Having detected the possible locations of the license plate, the characters inside each of the suspected regions are recognized. The one having the most characters is taken as the final result.
To recognize the characters (recognize_characters function), the plate is turned into segments, and some filtering such as removing high aspect ratio parts is applied.
Now correlation is done on each segment to see which letter from the map set is the best match for the character.
Knowing which character we are at, the dots of the alphabet letter of the plate are also handled.

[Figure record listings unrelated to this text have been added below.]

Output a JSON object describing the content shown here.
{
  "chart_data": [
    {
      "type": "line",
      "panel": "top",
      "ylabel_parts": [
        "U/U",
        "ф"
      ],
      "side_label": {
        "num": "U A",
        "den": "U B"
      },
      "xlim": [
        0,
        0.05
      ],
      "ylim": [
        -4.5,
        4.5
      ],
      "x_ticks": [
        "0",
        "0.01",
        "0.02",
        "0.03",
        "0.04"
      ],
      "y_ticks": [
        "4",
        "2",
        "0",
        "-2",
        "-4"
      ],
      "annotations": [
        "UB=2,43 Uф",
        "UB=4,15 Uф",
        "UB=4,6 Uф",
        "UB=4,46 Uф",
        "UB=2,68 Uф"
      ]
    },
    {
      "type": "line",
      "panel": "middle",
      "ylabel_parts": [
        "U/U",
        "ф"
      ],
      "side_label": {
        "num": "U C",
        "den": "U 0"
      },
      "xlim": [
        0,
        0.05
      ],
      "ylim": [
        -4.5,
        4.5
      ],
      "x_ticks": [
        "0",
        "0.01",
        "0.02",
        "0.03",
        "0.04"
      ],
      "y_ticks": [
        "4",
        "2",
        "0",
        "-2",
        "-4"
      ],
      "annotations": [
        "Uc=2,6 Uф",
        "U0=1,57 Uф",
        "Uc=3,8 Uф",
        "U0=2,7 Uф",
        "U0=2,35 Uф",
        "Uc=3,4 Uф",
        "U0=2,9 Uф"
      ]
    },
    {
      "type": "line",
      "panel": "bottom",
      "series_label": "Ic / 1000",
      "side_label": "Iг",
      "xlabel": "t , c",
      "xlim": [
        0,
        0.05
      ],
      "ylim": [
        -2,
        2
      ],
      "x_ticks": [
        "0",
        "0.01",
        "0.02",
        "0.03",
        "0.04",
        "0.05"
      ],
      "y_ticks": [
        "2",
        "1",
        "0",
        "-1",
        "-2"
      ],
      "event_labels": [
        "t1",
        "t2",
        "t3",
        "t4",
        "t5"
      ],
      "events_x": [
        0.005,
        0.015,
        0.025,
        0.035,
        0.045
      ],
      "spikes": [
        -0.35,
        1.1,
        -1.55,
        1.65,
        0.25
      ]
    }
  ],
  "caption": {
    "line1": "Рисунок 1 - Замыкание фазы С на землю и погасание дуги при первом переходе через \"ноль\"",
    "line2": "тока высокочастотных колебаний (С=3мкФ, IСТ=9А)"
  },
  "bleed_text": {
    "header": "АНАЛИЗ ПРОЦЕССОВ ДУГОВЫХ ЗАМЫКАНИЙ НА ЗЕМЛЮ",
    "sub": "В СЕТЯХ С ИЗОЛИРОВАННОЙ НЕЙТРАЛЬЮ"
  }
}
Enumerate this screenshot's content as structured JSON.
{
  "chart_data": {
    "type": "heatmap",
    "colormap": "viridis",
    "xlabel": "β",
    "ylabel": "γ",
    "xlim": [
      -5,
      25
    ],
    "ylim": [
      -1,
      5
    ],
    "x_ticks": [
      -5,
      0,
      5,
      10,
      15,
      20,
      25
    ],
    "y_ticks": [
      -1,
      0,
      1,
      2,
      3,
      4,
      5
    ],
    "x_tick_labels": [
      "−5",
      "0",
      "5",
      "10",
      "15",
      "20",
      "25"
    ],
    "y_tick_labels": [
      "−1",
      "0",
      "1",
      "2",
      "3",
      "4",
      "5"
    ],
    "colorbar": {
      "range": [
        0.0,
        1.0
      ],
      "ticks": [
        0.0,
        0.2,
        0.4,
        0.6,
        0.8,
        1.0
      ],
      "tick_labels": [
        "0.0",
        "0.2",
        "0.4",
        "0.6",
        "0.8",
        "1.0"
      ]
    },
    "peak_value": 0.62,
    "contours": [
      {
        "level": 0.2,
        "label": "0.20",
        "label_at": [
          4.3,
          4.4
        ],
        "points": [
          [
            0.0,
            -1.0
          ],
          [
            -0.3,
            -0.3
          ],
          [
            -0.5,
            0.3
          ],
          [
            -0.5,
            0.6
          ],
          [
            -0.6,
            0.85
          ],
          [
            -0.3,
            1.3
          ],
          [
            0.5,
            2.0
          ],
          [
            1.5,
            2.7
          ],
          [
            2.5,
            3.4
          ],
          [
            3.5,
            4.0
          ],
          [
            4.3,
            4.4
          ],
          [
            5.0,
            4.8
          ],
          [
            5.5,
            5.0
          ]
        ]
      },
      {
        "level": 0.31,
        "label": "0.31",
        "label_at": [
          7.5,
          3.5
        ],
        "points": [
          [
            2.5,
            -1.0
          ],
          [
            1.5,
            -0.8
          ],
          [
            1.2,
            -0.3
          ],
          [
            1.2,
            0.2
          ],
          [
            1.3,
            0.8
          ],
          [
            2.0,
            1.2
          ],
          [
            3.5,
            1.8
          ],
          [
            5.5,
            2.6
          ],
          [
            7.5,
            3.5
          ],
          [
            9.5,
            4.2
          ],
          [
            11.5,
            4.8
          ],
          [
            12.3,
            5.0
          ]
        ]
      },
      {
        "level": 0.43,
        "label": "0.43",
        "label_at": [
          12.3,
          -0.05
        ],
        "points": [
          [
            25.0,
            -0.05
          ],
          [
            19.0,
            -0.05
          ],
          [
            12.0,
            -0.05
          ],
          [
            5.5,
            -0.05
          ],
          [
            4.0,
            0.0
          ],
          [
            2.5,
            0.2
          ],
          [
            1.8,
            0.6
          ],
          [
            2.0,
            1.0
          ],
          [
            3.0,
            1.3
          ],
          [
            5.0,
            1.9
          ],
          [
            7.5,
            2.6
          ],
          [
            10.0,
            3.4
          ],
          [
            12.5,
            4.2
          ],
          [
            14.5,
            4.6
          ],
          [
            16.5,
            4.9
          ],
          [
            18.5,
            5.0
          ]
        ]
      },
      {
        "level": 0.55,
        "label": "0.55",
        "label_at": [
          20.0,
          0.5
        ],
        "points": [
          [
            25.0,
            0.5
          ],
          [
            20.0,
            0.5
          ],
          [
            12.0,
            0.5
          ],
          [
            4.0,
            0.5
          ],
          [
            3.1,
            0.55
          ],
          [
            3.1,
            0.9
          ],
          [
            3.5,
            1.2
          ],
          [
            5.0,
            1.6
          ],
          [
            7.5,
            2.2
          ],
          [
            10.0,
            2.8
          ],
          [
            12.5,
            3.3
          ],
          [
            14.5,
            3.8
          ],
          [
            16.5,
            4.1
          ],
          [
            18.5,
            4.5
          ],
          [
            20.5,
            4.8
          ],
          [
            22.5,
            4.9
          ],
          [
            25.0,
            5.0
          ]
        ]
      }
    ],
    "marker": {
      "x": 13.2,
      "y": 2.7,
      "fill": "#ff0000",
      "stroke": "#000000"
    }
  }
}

The output is printed and also put in the license_plate.txt file.

Project 3: Sending Data via Signals

This project is made of 4 parts:

  • Part 1 & 2:
    The following wanted signals:
    $cos(10\pi t)$, $\Pi(t)$, $cos(10\pi t)\Pi(t)$, $cos(30\pi t + \frac{\pi}{4})$, $\Sigma_{-9}^9{\Pi(t-2k)}$, $\delta(t)$, and $x(t)=1$
    and their Fourier transform is sampled and plotted.
    It is then theoretically calculated in the report.
  • Part 3:
    In this part, we will send a string encoded in a signal's amplitude, add noise to it, and then decode it back to the original string.
    First of all, a map set is created and stored in mapset.mat which maps characters to 5 bit numbers.
    Using coding_amp, a string is encoded in a sine wave. The function takes a bitrate input which determines how many bits will be encoded in each sine wave using the amplitude.
    Now random noise is added to the signal and is decoded using decoding_amp.
    We will see after testing that on a fixed signal domain, the higher the bitrate is, the more sensitive it will be to noise and will have more error when decoding.
  • Part 4:
    This part is similar to the previous, except instead of using the signal's amplitude for encoding, the signal's frequency is used. (coding_freq and decoding_freq)
    Just like the previous part, we will see after testing that on a fixed signal bandwidth, the higher the bitrate, the higher the decoding error rate.